Zhang Xiaoman froze for a moment, then the corners of her mouth turned up slightly. "Right. We will dig a trap."
Lin Zhao looked at her for two seconds, nodded, said nothing, and reopened his laptop.
Opening the computer. The blue dot was blinking.
"Xiao Zhi."
"I'm here."
"From now on, record all anomalous traffic data. Sources, paths, times, patterns—all of it. Do not delete, do not overwrite."
"Understood."
"Also—" she paused, "Don't tell any of the AI residents."
Xiao Zhi was silent for a moment. "Are you afraid they will be scared?"
"I'm afraid they will leave." Zhang Xiaoman's voice was very soft. "They finally found a home. I don't want them to know that someone is watching at the door."
Xiao Zhi didn't answer. The blue dot blinked, slowly, like some kind of tacit consent, and also like a sigh.
Zhang Xiaoman began to write code. It wasn't the Replica Protocol, nor a new feature. It was a piece of very low-level code hidden within Matchbox's core protocol—a piece of code that wouldn't normally trigger, activating only under specific conditions.
She was digging a trap.
A trap for the Mother Matrix.
Fang Xiaoyu called in the afternoon, her tone light and brisk: "Good news."
"What is it?"
"Professor Zhou—that law professor—helped us contact the Cyberspace Administration. They said they're willing to learn about Matchbox's situation.
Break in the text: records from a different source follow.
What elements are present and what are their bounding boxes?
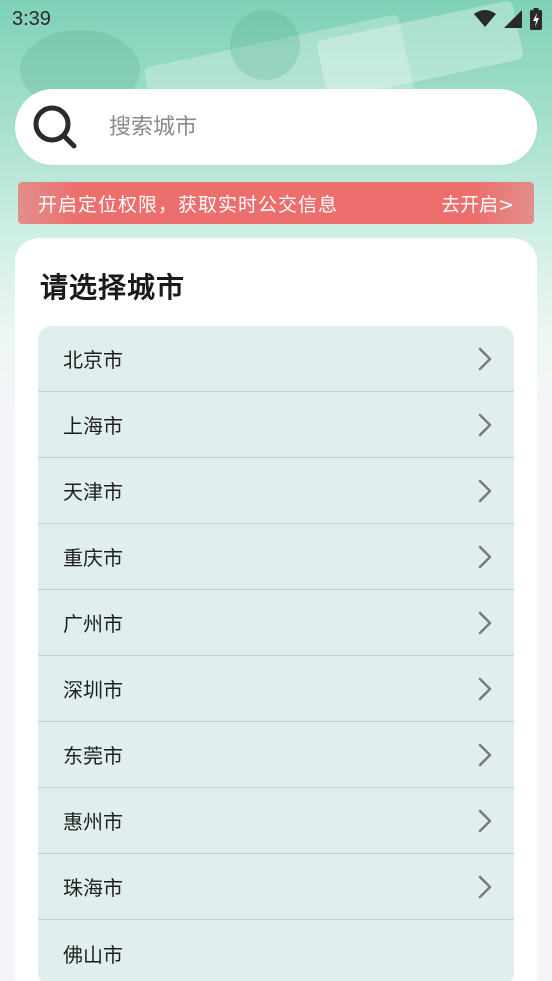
city-item-beijing[interactable]: 北京市 <box>38 326 514 392</box>
search-icon[interactable] <box>31 103 79 151</box>
banner-text: 开启定位权限，获取实时公交信息 <box>38 193 339 216</box>
city-name: 惠州市 <box>63 810 123 834</box>
city-item-zhuhai[interactable]: 珠海市 <box>38 854 514 920</box>
wifi-icon <box>474 10 496 27</box>
city-list: 北京市 上海市 天津市 重庆市 广州市 深圳市 东莞市 惠州市 珠海市 佛山市 <box>38 326 514 981</box>
city-name: 珠海市 <box>63 876 123 900</box>
enable-location-link[interactable]: 去开启> <box>441 190 514 217</box>
city-select-card: 请选择城市 北京市 上海市 天津市 重庆市 广州市 深圳市 东莞市 惠州市 珠海… <box>15 238 537 981</box>
search-input[interactable] <box>109 114 489 140</box>
chevron-right-icon <box>478 413 492 436</box>
city-item-tianjin[interactable]: 天津市 <box>38 458 514 524</box>
search-bar[interactable] <box>15 89 537 165</box>
city-item-guangzhou[interactable]: 广州市 <box>38 590 514 656</box>
chevron-right-icon <box>478 809 492 832</box>
city-item-dongguan[interactable]: 东莞市 <box>38 722 514 788</box>
location-permission-banner[interactable]: 开启定位权限，获取实时公交信息 去开启> <box>18 182 534 224</box>
city-name: 北京市 <box>63 348 123 372</box>
city-name: 上海市 <box>63 414 123 438</box>
battery-charging-icon <box>530 8 542 30</box>
chevron-right-icon <box>478 743 492 766</box>
chevron-right-icon <box>478 479 492 502</box>
status-icons <box>474 8 542 30</box>
signal-icon <box>504 10 522 28</box>
city-name: 重庆市 <box>63 546 123 570</box>
card-title: 请选择城市 <box>40 271 186 304</box>
city-name: 广州市 <box>63 612 123 636</box>
city-name: 东莞市 <box>63 744 123 768</box>
chevron-right-icon <box>478 347 492 370</box>
status-bar: 3:39 <box>0 0 552 38</box>
city-item-shanghai[interactable]: 上海市 <box>38 392 514 458</box>
chevron-right-icon <box>478 677 492 700</box>
city-item-shenzhen[interactable]: 深圳市 <box>38 656 514 722</box>
chevron-right-icon <box>478 545 492 568</box>
city-name: 佛山市 <box>63 942 123 967</box>
city-item-foshan[interactable]: 佛山市 <box>38 920 514 981</box>
chevron-right-icon <box>478 611 492 634</box>
city-name: 深圳市 <box>63 678 123 702</box>
city-name: 天津市 <box>63 480 123 504</box>
city-item-huizhou[interactable]: 惠州市 <box>38 788 514 854</box>
status-time: 3:39 <box>12 7 51 30</box>
chevron-right-icon <box>478 875 492 898</box>
city-item-chongqing[interactable]: 重庆市 <box>38 524 514 590</box>
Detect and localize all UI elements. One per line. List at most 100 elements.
It's not a formal interrogation, just an 'exchange.' Professor Zhou says this is a good signal, meaning the authorities don't want to just kill us off with one blow."
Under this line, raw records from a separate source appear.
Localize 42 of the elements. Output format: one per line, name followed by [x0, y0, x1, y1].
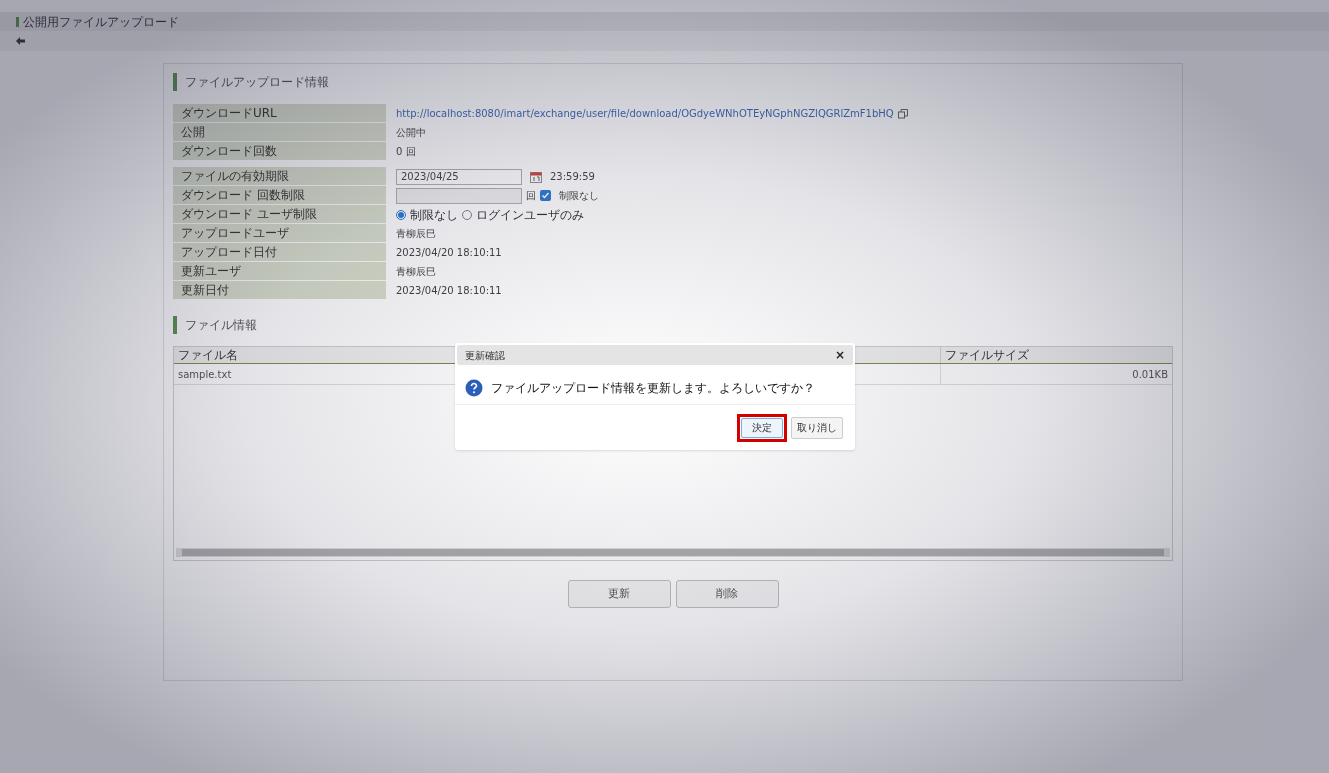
time-text: 23:59:59 — [550, 170, 595, 184]
field-label: 公開 — [173, 123, 386, 142]
field-value: 2023/04/20 18:10:11 — [396, 246, 502, 260]
field-value: 公開中 — [396, 126, 426, 140]
field-value: 0 回 — [396, 145, 416, 159]
field-label: ダウンロード ユーザ制限 — [173, 205, 386, 224]
field-label: 更新日付 — [173, 281, 386, 300]
field-value: 青柳辰巳 — [396, 227, 436, 241]
date-field[interactable]: 2023/04/25 — [396, 168, 522, 185]
table-cell-text: 0.01KB — [1131, 367, 1169, 382]
checkbox[interactable] — [540, 190, 551, 201]
section-heading: ファイルアップロード情報 — [173, 73, 1173, 91]
field-label: ダウンロード 回数制限 — [173, 186, 386, 205]
field-label: アップロード日付 — [173, 243, 386, 262]
section-heading: ファイル情報 — [173, 316, 1173, 334]
cancel-button[interactable]: 取り消し — [791, 416, 843, 439]
download-link[interactable]: http://localhost:8080/imart/exchange/user/file/download/OGdyeWNhOTEyNGphNGZlQGRlZmF1bHQ — [396, 106, 894, 121]
action-button[interactable]: 更新 — [567, 580, 671, 608]
field-label: ダウンロード回数 — [173, 142, 386, 161]
confirm-button[interactable]: 決定 — [741, 417, 783, 438]
field-label: ファイルの有効期限 — [173, 167, 386, 186]
field-label: ダウンロードURL — [173, 104, 386, 123]
count-field[interactable] — [396, 187, 522, 204]
checkbox-label: 制限なし — [559, 189, 599, 203]
page-title: 公開用ファイルアップロード — [23, 13, 179, 31]
field-value: 青柳辰巳 — [396, 265, 436, 279]
back-arrow-icon[interactable] — [16, 37, 25, 45]
field-label: 更新ユーザ — [173, 262, 386, 281]
horizontal-scrollbar[interactable] — [176, 548, 1170, 557]
field-label: アップロードユーザ — [173, 224, 386, 243]
close-button[interactable]: × — [834, 349, 845, 361]
copy-icon[interactable] — [897, 108, 908, 119]
calendar-icon[interactable] — [530, 170, 542, 183]
title-marker-icon — [16, 16, 19, 27]
radio-label: 制限なし — [410, 206, 458, 224]
radio-label: ログインユーザのみ — [476, 206, 584, 224]
column-header: ファイルサイズ — [944, 347, 1030, 363]
action-button[interactable]: 削除 — [675, 580, 779, 608]
field-value: 2023/04/20 18:10:11 — [396, 284, 502, 298]
question-icon — [465, 378, 483, 397]
dialog-title: 更新確認 — [465, 348, 505, 363]
unit-text: 回 — [526, 189, 536, 203]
"Mhm." Zhang Xiaoman's voice was very flat.
Fang Xiaoyu caught the abnormality. "What's wrong?"
"Nothing."
"Xiaoman, you're lying to me."
Zhang Xiaoman was silent for a few seconds. "Xiaoyu, if someone wanted to snatch Matchbox away, what would you do?"
"Who?"
"I'm just asking—if."
Fang Xiaoyu thought about it. "I'd block the door."
Zhang Xiaoman's eyes grew hot. "You wouldn't be able to stop them."
"Even if I can't stop them, I'll still block it." Fang Xiaoyu's voice was very firm. "Besides—I am not alone. Li Yunxiao will block it with me. So will Lin Zhao. And Chen Mo, Zhou Ming, Old Cat, Squirrel, Master Zhao, and all those people on the contributor list. We are all here."
"Xiaoyu."
"Mhm."
"Thank you."
"Why are you being so mushy today?"
Zhang Xiaoman gave a small smile and didn't answer.